The FTSE 100 ended the week in much the same position as it started, closing on Friday at 7,198.28 points, an intraday gain of 0.81 per cent after starting the week at 7184.49 points.
Newly minted US President Donald Trump managed to talk down the dollar over the course of his second working week (with a little help from a slightly dovish Janet Yellen), weighing on gains for London’s blue chip index. FTSE 100 companies on the whole benefit from a stronger dollar against sterling, as earnings from abroad become more valuable.
Miners led the FTSE over the week, with Fresnillo recording a gain of 8.16 per cent to put one-year gains for investors at a massive 105.54 per cent. Meanwhile, Randgold rose by 6.15 per cent.
Paddy Power Betfair rose by 6.49 per cent since the close on 26 January, recovering almost all of its losses the week before from losing big bets.
Banks received an end-of-week boost from Trump’s economic adviser, Gary Cohn. The former Goldman Sachs chief operating officer offered the first proper statement of intent post-inauguration of the administration’s desire to slash banking regulation.
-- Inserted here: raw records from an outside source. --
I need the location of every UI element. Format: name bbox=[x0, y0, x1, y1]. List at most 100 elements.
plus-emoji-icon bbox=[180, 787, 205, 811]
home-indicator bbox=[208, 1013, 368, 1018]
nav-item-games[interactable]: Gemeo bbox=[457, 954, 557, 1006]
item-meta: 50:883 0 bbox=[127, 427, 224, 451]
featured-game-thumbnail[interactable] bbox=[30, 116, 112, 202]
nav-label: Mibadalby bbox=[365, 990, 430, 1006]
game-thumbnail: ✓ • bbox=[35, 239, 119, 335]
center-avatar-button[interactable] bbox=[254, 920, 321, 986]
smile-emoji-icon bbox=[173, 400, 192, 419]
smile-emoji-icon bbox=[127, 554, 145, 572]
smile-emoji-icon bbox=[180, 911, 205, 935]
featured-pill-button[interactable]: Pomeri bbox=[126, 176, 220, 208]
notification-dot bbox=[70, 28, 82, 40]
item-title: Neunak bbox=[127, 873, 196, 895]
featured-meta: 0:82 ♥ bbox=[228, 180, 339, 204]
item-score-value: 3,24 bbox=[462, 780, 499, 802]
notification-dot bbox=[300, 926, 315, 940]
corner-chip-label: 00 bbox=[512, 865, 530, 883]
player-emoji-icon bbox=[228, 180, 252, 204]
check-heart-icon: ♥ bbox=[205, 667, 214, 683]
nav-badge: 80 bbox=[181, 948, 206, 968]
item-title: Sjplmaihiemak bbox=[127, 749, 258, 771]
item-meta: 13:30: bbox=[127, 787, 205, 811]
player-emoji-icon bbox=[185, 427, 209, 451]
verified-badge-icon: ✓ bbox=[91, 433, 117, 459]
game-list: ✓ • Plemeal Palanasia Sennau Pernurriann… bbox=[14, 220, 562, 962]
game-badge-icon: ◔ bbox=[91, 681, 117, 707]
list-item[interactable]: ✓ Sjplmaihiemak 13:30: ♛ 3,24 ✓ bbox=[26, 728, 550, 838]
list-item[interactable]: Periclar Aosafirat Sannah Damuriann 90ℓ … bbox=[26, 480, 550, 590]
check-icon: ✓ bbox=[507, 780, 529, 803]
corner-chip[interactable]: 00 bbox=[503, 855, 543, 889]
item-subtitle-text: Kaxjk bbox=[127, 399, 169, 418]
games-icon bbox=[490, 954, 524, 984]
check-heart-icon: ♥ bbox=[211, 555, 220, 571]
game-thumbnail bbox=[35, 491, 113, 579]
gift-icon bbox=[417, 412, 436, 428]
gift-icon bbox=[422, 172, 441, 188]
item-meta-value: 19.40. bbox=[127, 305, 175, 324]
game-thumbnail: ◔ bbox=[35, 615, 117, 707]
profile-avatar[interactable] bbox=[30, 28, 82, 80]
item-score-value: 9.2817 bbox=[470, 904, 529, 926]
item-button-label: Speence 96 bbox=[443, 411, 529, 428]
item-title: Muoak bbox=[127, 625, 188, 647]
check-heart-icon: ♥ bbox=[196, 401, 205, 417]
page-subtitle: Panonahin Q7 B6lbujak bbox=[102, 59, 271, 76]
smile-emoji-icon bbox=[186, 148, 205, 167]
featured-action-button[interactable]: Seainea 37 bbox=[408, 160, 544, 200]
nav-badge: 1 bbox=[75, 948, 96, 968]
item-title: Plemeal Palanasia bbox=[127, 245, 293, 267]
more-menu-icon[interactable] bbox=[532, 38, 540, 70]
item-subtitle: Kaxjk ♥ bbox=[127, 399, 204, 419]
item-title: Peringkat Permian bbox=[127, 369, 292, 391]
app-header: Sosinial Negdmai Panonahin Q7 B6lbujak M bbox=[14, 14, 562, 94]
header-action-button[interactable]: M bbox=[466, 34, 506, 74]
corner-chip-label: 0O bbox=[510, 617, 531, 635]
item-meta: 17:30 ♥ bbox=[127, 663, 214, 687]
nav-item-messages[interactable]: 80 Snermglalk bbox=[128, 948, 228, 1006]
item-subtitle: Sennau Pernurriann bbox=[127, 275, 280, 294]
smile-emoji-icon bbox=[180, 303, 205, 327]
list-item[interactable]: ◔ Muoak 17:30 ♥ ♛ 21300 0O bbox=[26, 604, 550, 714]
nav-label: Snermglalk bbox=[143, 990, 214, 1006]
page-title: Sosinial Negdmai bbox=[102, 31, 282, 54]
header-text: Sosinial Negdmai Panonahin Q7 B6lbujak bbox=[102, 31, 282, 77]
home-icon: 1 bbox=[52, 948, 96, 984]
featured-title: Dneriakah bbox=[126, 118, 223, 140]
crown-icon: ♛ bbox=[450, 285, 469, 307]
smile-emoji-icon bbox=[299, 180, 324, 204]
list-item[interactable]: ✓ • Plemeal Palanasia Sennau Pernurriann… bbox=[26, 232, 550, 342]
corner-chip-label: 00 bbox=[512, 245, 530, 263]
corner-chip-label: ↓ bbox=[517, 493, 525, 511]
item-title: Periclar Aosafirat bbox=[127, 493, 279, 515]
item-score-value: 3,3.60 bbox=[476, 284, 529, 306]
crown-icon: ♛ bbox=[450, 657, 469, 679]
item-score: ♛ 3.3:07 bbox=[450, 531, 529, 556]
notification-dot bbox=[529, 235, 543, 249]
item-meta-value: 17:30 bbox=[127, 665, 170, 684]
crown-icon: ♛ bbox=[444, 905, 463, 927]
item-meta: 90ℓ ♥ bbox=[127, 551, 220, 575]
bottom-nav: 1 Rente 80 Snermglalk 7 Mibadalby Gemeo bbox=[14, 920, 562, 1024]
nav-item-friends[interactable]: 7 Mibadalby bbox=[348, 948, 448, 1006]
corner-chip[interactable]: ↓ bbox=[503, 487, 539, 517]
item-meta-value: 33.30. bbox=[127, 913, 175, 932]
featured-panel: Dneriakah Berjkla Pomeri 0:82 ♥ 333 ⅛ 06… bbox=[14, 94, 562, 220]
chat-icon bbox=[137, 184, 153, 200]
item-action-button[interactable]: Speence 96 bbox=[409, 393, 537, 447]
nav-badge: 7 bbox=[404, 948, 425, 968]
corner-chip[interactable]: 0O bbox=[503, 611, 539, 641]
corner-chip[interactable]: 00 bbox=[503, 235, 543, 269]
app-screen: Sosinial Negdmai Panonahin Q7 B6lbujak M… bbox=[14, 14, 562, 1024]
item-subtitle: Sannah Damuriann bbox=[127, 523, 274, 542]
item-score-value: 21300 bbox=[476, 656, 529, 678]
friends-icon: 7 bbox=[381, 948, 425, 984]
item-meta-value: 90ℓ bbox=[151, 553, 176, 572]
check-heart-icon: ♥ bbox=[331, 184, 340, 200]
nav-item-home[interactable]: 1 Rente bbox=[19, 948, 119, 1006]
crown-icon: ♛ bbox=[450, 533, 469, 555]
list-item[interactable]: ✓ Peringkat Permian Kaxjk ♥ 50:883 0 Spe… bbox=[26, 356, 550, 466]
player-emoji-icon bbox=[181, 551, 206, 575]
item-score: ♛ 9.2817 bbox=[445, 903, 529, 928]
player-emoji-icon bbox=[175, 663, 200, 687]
Barclays, with extensive US operations, gained 3.39 per cent over the course of Friday. Prudential recorded an increase of 3.09 per cent on similar grounds, ahead of what has been promised as a bonfire of the regulations.
Meanwhile across the Atlantic stocks approached record highs once more, as Trump’s attention turned more towards the economy after the debacle around travel bans dominated newsflow in the early part of the week.
The Dow Jones Industrial Average crossed the 20,000 mark once more, with Goldman Sachs in particular enjoying the beneficence of former colleagues who have the President’s ear. Other financial firms followed suit.
And the S&P 500, the most closely followed index by professional investors, rose back towards the 2,300.99-point mark which represents its all-time record level.